Basically, you have to know where these points are beforehand, and manually add each one to positionChange.

  • Author
On 18.10.2017 at 6:52 PM, jrouten said:

// Continent (item1), DefaultPosition (item2), DefaultPositionSearchRange (item3), NewPosition (item4)
        var positionChange = new List<Tuple<ContinentId, Vector3, float, Vector3>>
        {
            new Tuple<ContinentId, Vector3, float, Vector3>(ContinentId.Kalimdor, new Vector3(1422.318, -4662.921, 35.46182), 0.5f, new Vector3(1422.063, -4665.421, 35.46295)),
            /// new Tuple<ContinentId...
        };

        wManager.Events.MovementEvents.OnMovementPulse += delegate(List<Vector3> points, CancelEventArgs cancelable)
        {
            var continent = (ContinentId) Usefuls.ContinentId;
            foreach (var p in points)
            {
                foreach (var pchange in positionChange)
                {
                    if (p != null &&
                        pchange.Item1 == continent &&
                        p.DistanceTo(pchange.Item2) <= pchange.Item3)
                    {
                        Logging.WriteDebug("Change path position of " + p + " to " + pchange.Item4);
                        p.X = pchange.Item4.X;
                        p.Y = pchange.Item4.Y;
                        p.Z = pchange.Item4.Z;
                        p.Type = pchange.Item4.Type;
                        p.Action = pchange.Item4.Action;
                    }

                }
            }
        };

If you look at Droidz' code, this code constantly scans the current nav path, and looks for any point that is within 0.5 meters of (1422.318, -4662.921, 35.46182) and replaces it with (1422.063, -4665.421, 35.46295)

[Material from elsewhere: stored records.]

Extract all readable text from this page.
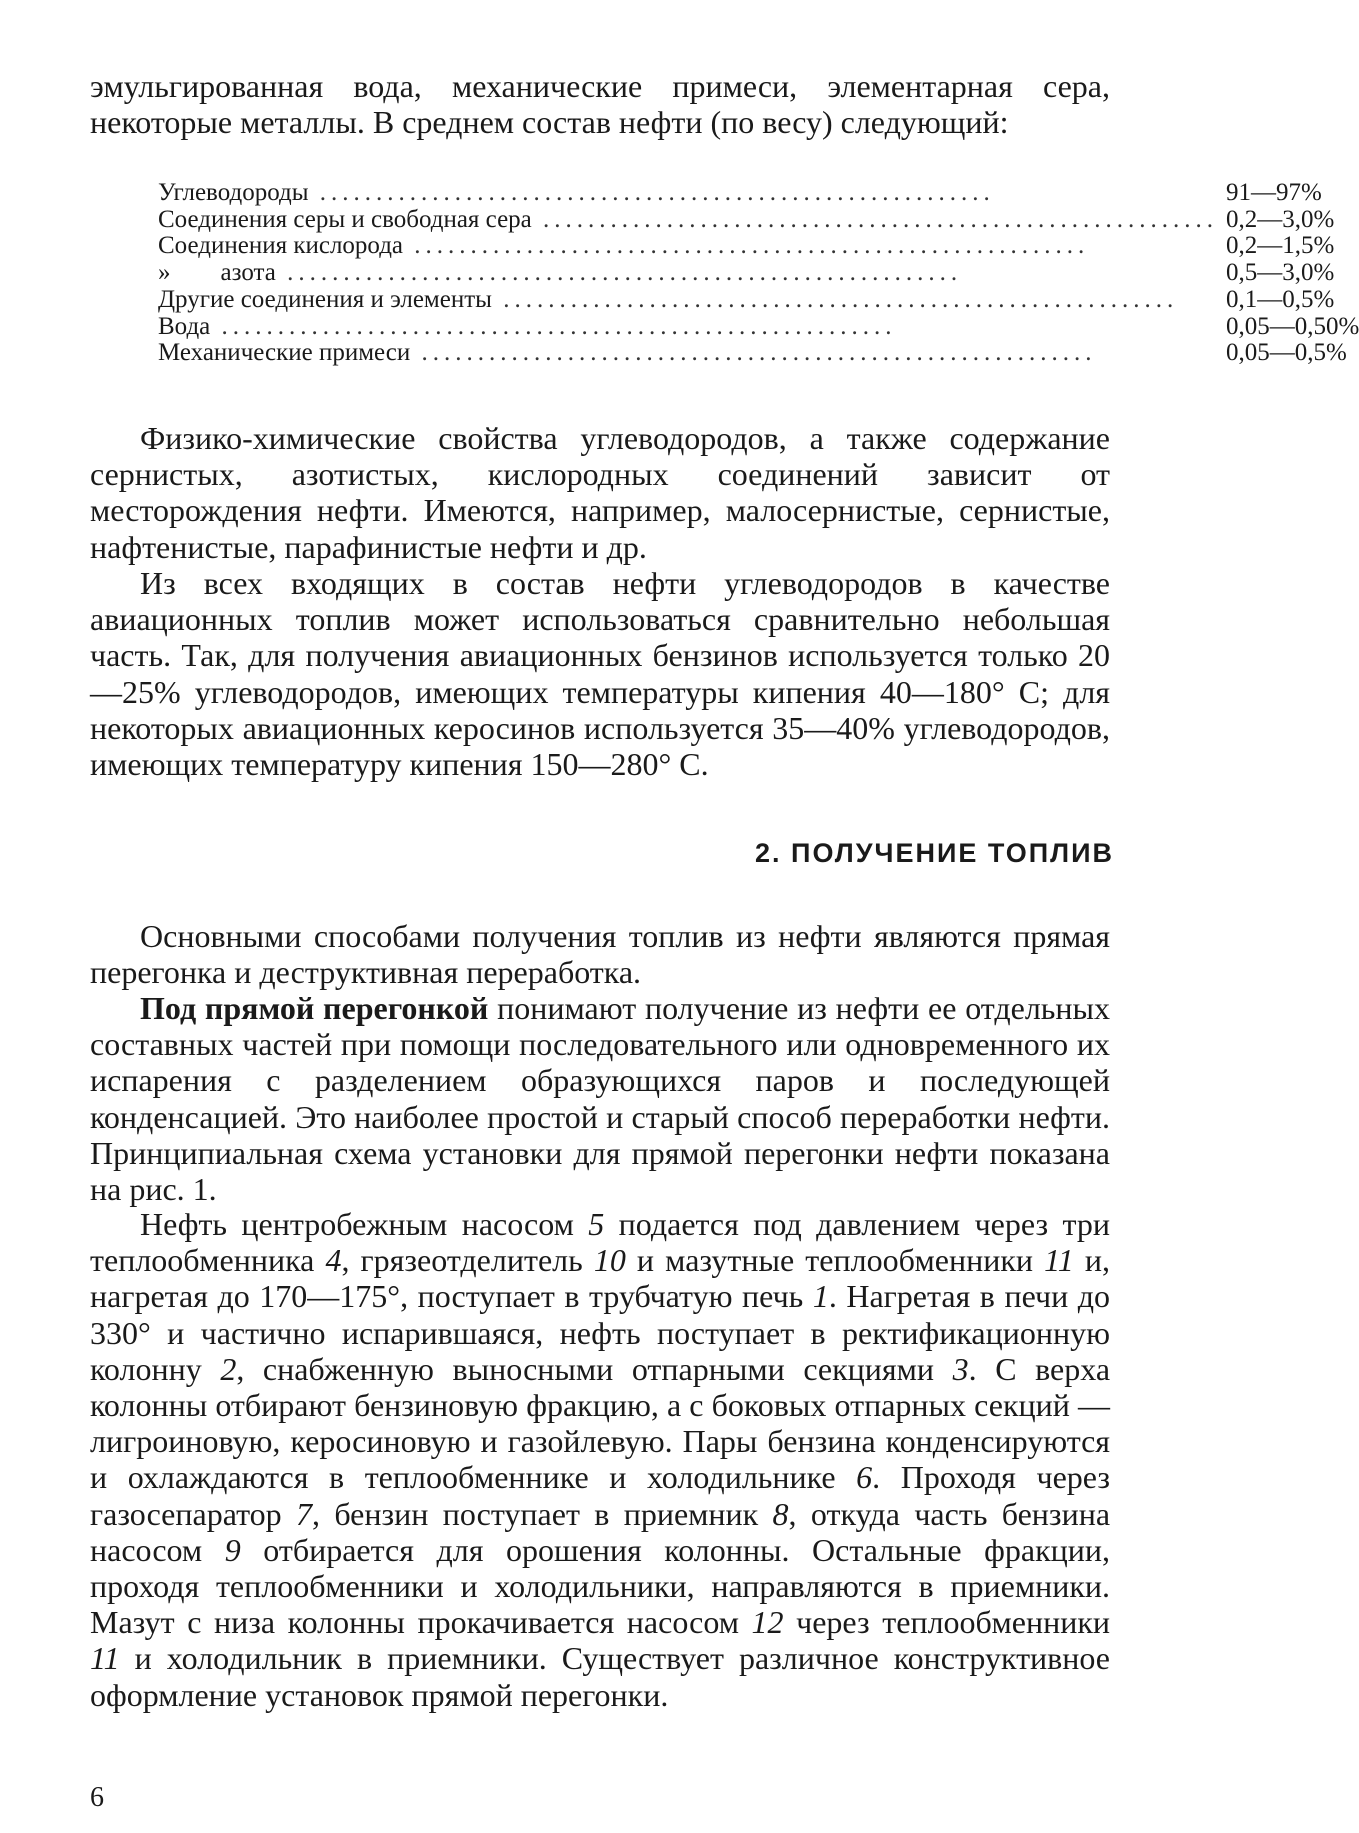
эмульгированная вода, механические примеси, элементарная сера, некоторые металлы. В среднем состав нефти (по весу) следующий:

Углеводороды ............................................................	91—97%
Соединения серы и свободная сера ............................................................	0,2—3,0%
Соединения кислорода ............................................................	0,2—1,5%
»        азота ............................................................	0,5—3,0%
Другие соединения и элементы ............................................................	0,1—0,5%
Вода ............................................................	0,05—0,50%
Механические примеси ............................................................	0,05—0,5%

Физико-химические свойства углеводородов, а также содержание сернистых, азотистых, кислородных соединений зависит от месторождения нефти. Имеются, например, малосернистые, сернистые, нафтенистые, парафинистые нефти и др.

Из всех входящих в состав нефти углеводородов в качестве авиационных топлив может использоваться сравнительно небольшая часть. Так, для получения авиационных бензинов используется только 20—25% углеводородов, имеющих температуры кипения 40—180° С; для некоторых авиационных керосинов используется 35—40% углеводородов, имеющих температуру кипения 150—280° С.

2. ПОЛУЧЕНИЕ ТОПЛИВ

Основными способами получения топлив из нефти являются прямая перегонка и деструктивная переработка.

Под прямой перегонкой понимают получение из нефти ее отдельных составных частей при помощи последовательного или одновременного их испарения с разделением образующихся паров и последующей конденсацией. Это наиболее простой и старый способ переработки нефти. Принципиальная схема установки для прямой перегонки нефти показана на рис. 1.

Нефть центробежным насосом 5 подается под давлением через три теплообменника 4, грязеотделитель 10 и мазутные теплообменники 11 и, нагретая до 170—175°, поступает в трубчатую печь 1. Нагретая в печи до 330° и частично испарившаяся, нефть поступает в ректификационную колонну 2, снабженную выносными отпарными секциями 3. С верха колонны отбирают бензиновую фракцию, а с боковых отпарных секций — лигроиновую, керосиновую и газойлевую. Пары бензина конденсируются и охлаждаются в теплообменнике и холодильнике 6. Проходя через газосепаратор 7, бензин поступает в приемник 8, откуда часть бензина насосом 9 отбирается для орошения колонны. Остальные фракции, проходя теплообменники и холодильники, направляются в приемники. Мазут с низа колонны прокачивается насосом 12 через теплообменники 11 и холодильник в приемники. Существует различное конструктивное оформление установок прямой перегонки.

6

Basically, you have to know where these points are beforehand, and manually add each one to positionChange.

You have wrote 4 messages with totally obvious information that was in my first 2 posts. I do appreciate that you are willing to help, but that leeds the thread in totally other direction, not what i have asked. As i said, i do understand what the idea is, the question is how to track bad spots easily.

P.S. And no, it's not constantly scan the path. It just do it once, replacing one point by another till the end of session.

  • Author

In a word, i was askin it there any way to get atleast a detailed log of pathfinder spots.
Like:
Moving to: "x1, y1, z1"
Moving to: "x2, y2, z2"
Moving to: "x3, y3, z3"
... and so on.
So when bot is stuck in the doorway i was able to see what spot he is moveing to and replace it with my own.